Literature DB >> 32585030

ModelTeller: Model Selection for Optimal Phylogenetic Reconstruction Using Machine Learning.

Shiran Abadi1, Oren Avram2, Saharon Rosset3, Tal Pupko2, Itay Mayrose1.   

Abstract

Statistical criteria have long been the standard for selecting the best model for phylogenetic reconstruction and downstream statistical inference. Although model selection is regarded as a fundamental step in phylogenetics, existing methods for this task consume computational resources for long processing time, they are not always feasible, and sometimes depend on preliminary assumptions which do not hold for sequence data.
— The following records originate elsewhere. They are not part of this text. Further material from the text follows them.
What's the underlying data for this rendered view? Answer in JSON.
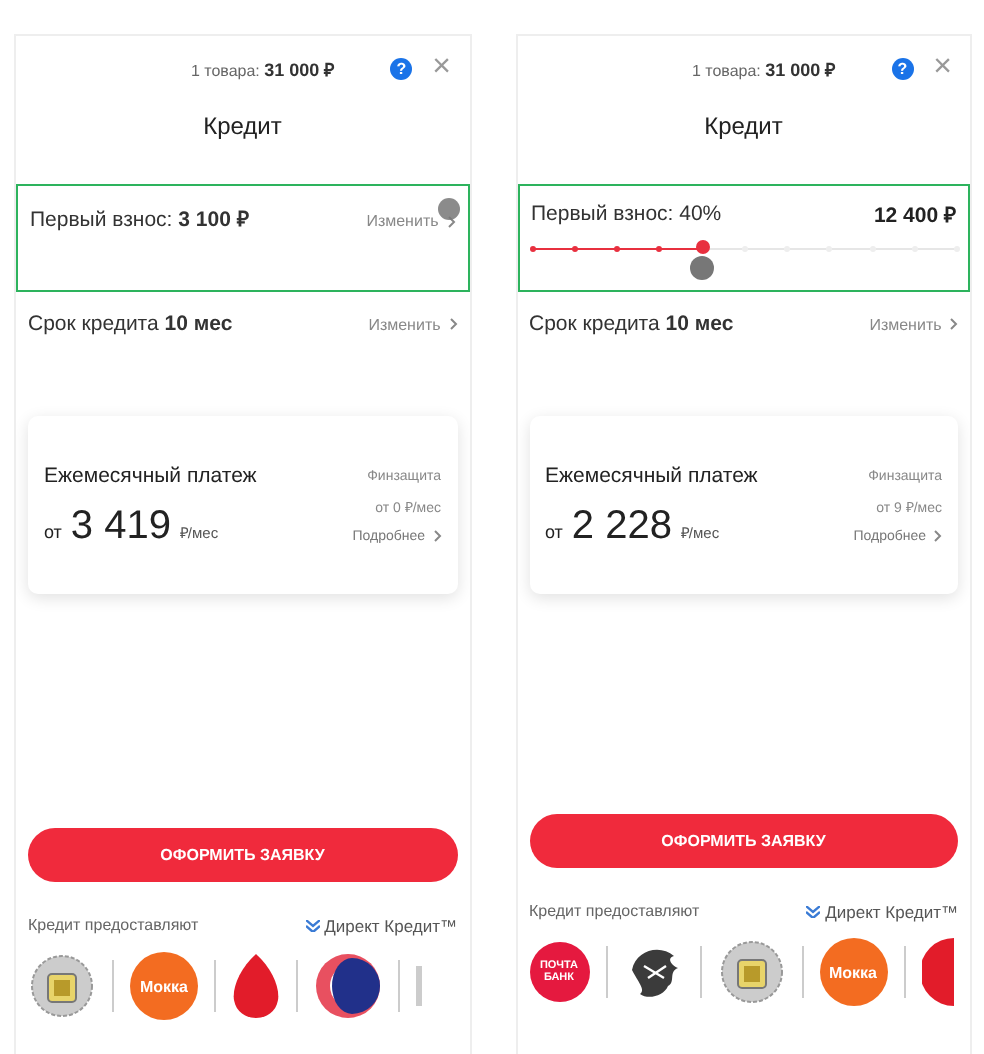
{
  "screens": [
    {
      "cart": {
        "label": "1 товара:",
        "total": "31 000 ₽"
      },
      "help": "?",
      "close": "×",
      "title": "Кредит",
      "down_payment": {
        "kind": "collapsed",
        "highlighted": true,
        "label": "Первый взнос:",
        "value": "3 100 ₽",
        "action": "Изменить",
        "touch": true
      },
      "term": {
        "label": "Срок кредита",
        "value": "10 мес",
        "action": "Изменить"
      },
      "payment": {
        "title": "Ежемесячный платеж",
        "prefix": "от",
        "amount": "3 419",
        "unit": "₽/мес",
        "insurance": "Финзащита",
        "insurance_price": "от 0 ₽/мес",
        "more": "Подробнее"
      },
      "submit": "ОФОРМИТЬ ЗАЯВКУ",
      "providers_label": "Кредит предоставляют",
      "partner": "Директ Кредит™",
      "banks": [
        {
          "kind": "crest"
        },
        {
          "kind": "mokka",
          "text": "Мокка"
        },
        {
          "kind": "egg"
        },
        {
          "kind": "ring"
        },
        {
          "kind": "edge"
        }
      ]
    },
    {
      "cart": {
        "label": "1 товара:",
        "total": "31 000 ₽"
      },
      "help": "?",
      "close": "×",
      "title": "Кредит",
      "down_payment": {
        "kind": "slider",
        "highlighted": true,
        "label": "Первый взнос: 40%",
        "value": "12 400 ₽",
        "level": 0.4,
        "touch": true
      },
      "term": {
        "label": "Срок кредита",
        "value": "10 мес",
        "action": "Изменить"
      },
      "payment": {
        "title": "Ежемесячный платеж",
        "prefix": "от",
        "amount": "2 228",
        "unit": "₽/мес",
        "insurance": "Финзащита",
        "insurance_price": "от 9 ₽/мес",
        "more": "Подробнее"
      },
      "submit": "ОФОРМИТЬ ЗАЯВКУ",
      "providers_label": "Кредит предоставляют",
      "partner": "Директ Кредит™",
      "banks": [
        {
          "kind": "pochta",
          "text": "ПОЧТА БАНК"
        },
        {
          "kind": "beast"
        },
        {
          "kind": "crest"
        },
        {
          "kind": "mokka",
          "text": "Мокка"
        },
        {
          "kind": "redcircle"
        }
      ]
    }
  ]
}
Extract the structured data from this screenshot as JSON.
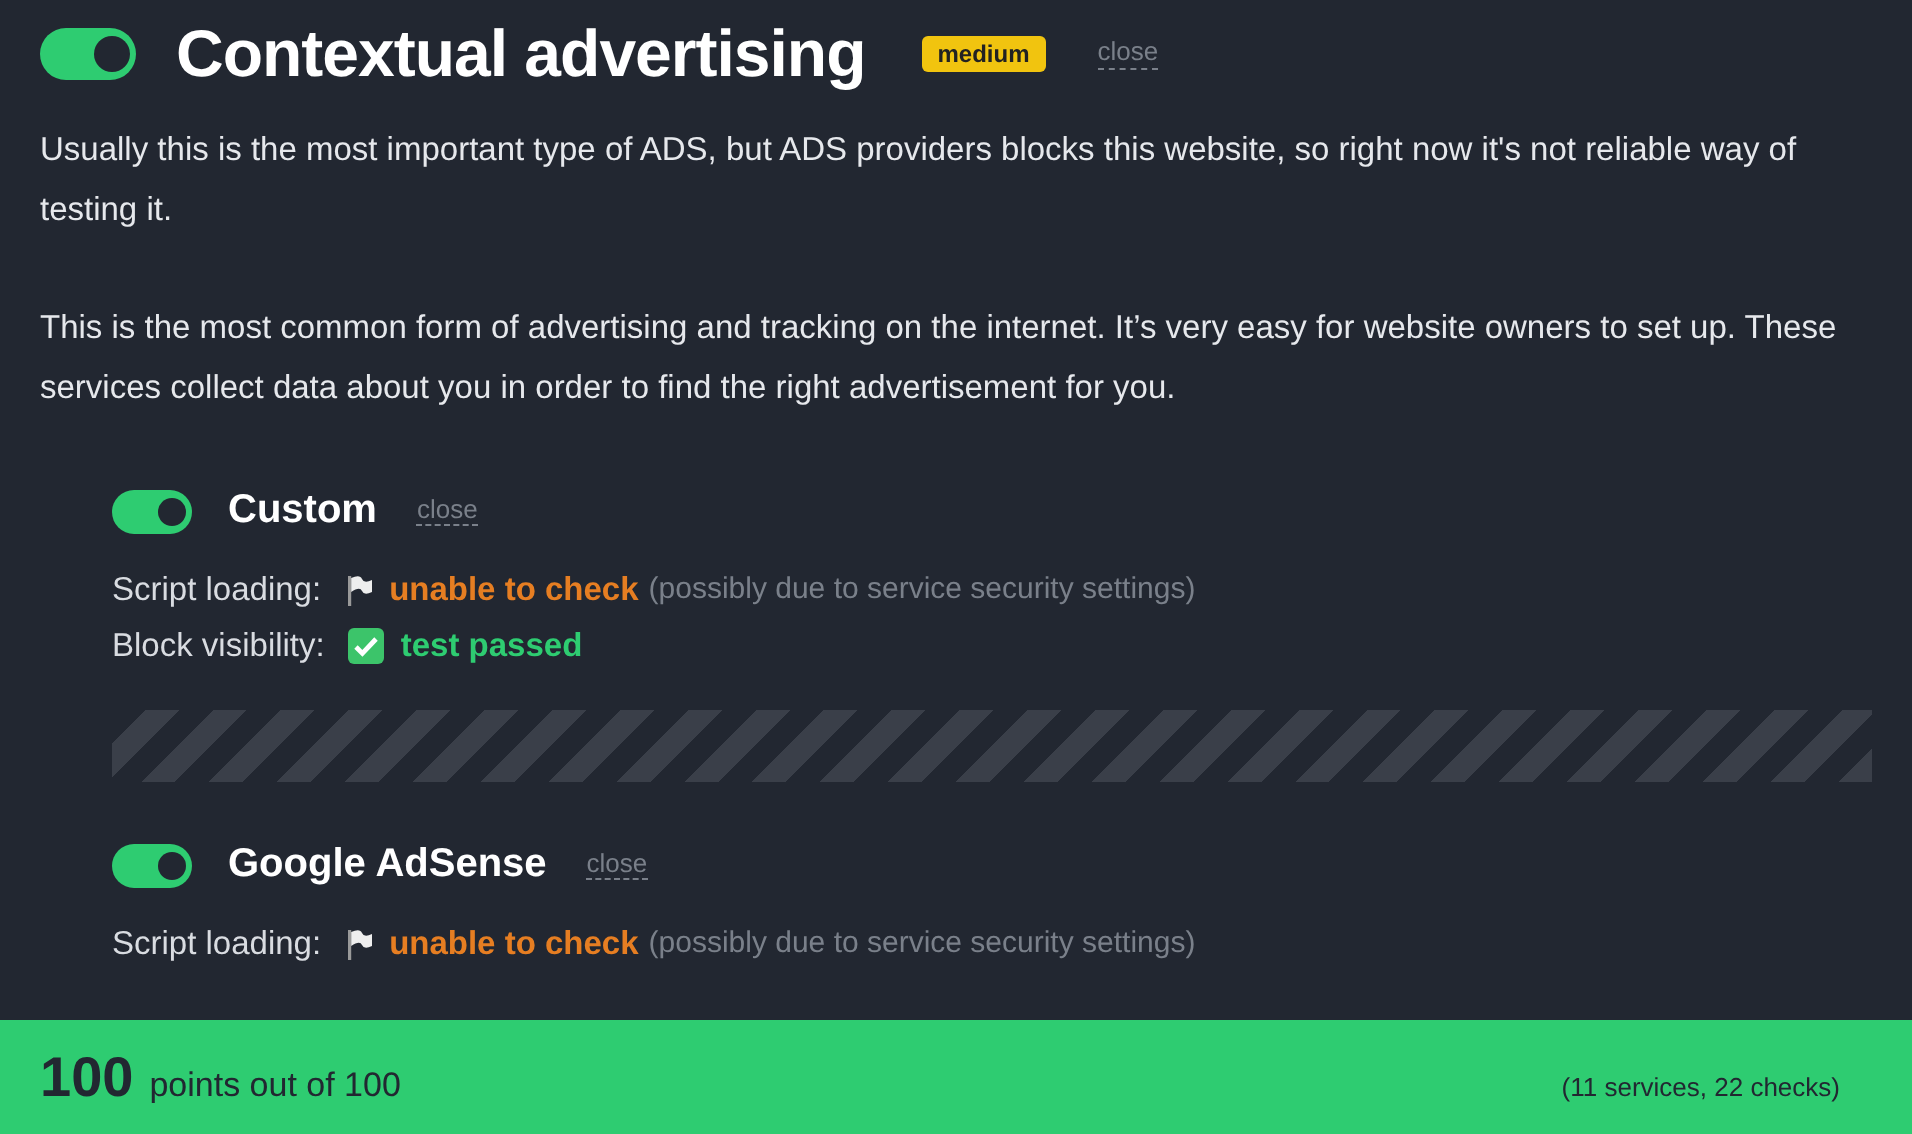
{
  "category": {
    "title": "Contextual advertising",
    "on": true,
    "badge": "medium",
    "close": "close",
    "paragraphs": [
      "Usually this is the most important type of ADS, but ADS providers blocks this website, so right now it's not reliable way of testing it.",
      "This is the most common form of advertising and tracking on the internet. It’s very easy for website owners to set up. These services collect data about you in order to find the right advertisement for you."
    ]
  },
  "services": [
    {
      "name": "Custom",
      "on": true,
      "close": "close",
      "placeholder": true,
      "checks": [
        {
          "label": "Script loading:",
          "kind": "warning",
          "result": "unable to check",
          "note": "(possibly due to service security settings)"
        },
        {
          "label": "Block visibility:",
          "kind": "passed",
          "result": "test passed"
        }
      ]
    },
    {
      "name": "Google AdSense",
      "on": true,
      "close": "close",
      "placeholder": false,
      "checks": [
        {
          "label": "Script loading:",
          "kind": "warning",
          "result": "unable to check",
          "note": "(possibly due to service security settings)"
        }
      ]
    }
  ],
  "footer": {
    "score": "100",
    "text": "points out of 100",
    "summary": "(11 services, 22 checks)"
  }
}
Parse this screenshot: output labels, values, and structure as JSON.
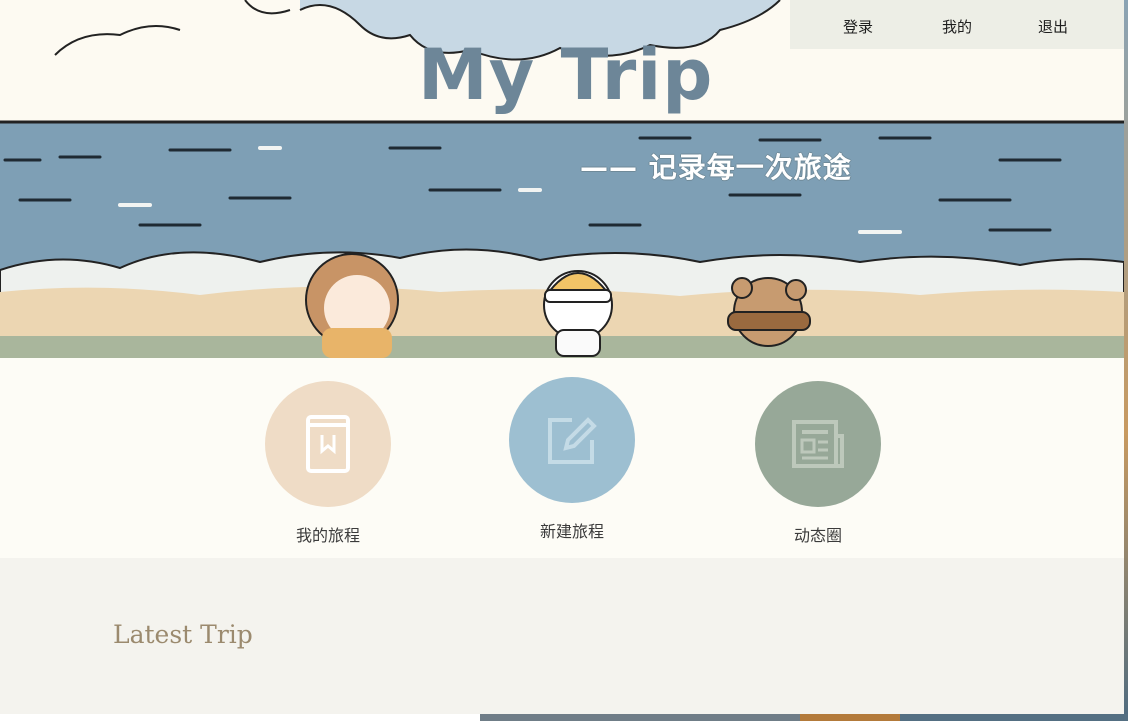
{
  "nav": {
    "login": "登录",
    "mine": "我的",
    "logout": "退出"
  },
  "banner": {
    "title": "My Trip",
    "tagline": "—— 记录每一次旅途"
  },
  "features": [
    {
      "label": "我的旅程",
      "icon": "book-icon",
      "color": "#efdcc6"
    },
    {
      "label": "新建旅程",
      "icon": "edit-icon",
      "color": "#9dbfd1"
    },
    {
      "label": "动态圈",
      "icon": "news-icon",
      "color": "#97a898"
    }
  ],
  "latest": {
    "title": "Latest Trip"
  },
  "colors": {
    "sea": "#7a9cb3",
    "sand": "#ecd6b2",
    "title": "#6d8698",
    "nav_bg": "#edeee6"
  }
}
Moreover, although these methods are dedicated to revealing the processes that underlie the sequence data, they do not always produce the most accurate trees. Notably, phylogeny reconstruction consists of two related tasks, topology reconstruction and branch-length estimation. It was previously shown that in many cases the most complex model, GTR+I+G, leads to topologies that are as accurate as using existing model selection criteria, but overestimates branch lengths. Here, we present ModelTeller, a computational methodology for phylogenetic model selection, devised within the machine-learning framework, optimized to predict the most accurate nucleotide substitution model for branch-length estimation. We demonstrate that ModelTeller leads to more accurate branch-length inference than current model selection criteria on data sets simulated under realistic processes. ModelTeller relies on a readily implemented machine-learning model and thus the prediction according to features extracted from the sequence data results in a substantial decrease in running time compared with existing strategies. By harnessing the machine-learning framework, we distinguish between features that mostly contribute to branch-length optimization, concerning the extent of sequence divergence, and features that are related to estimates of the model parameters that are important for the selection made by current criteria.
© The Author(s) 2020. Published by Oxford University Press on behalf of the Society for Molecular Biology and Evolution. All rights reserved. For permissions, please e-mail: journals.permissions@oup.com.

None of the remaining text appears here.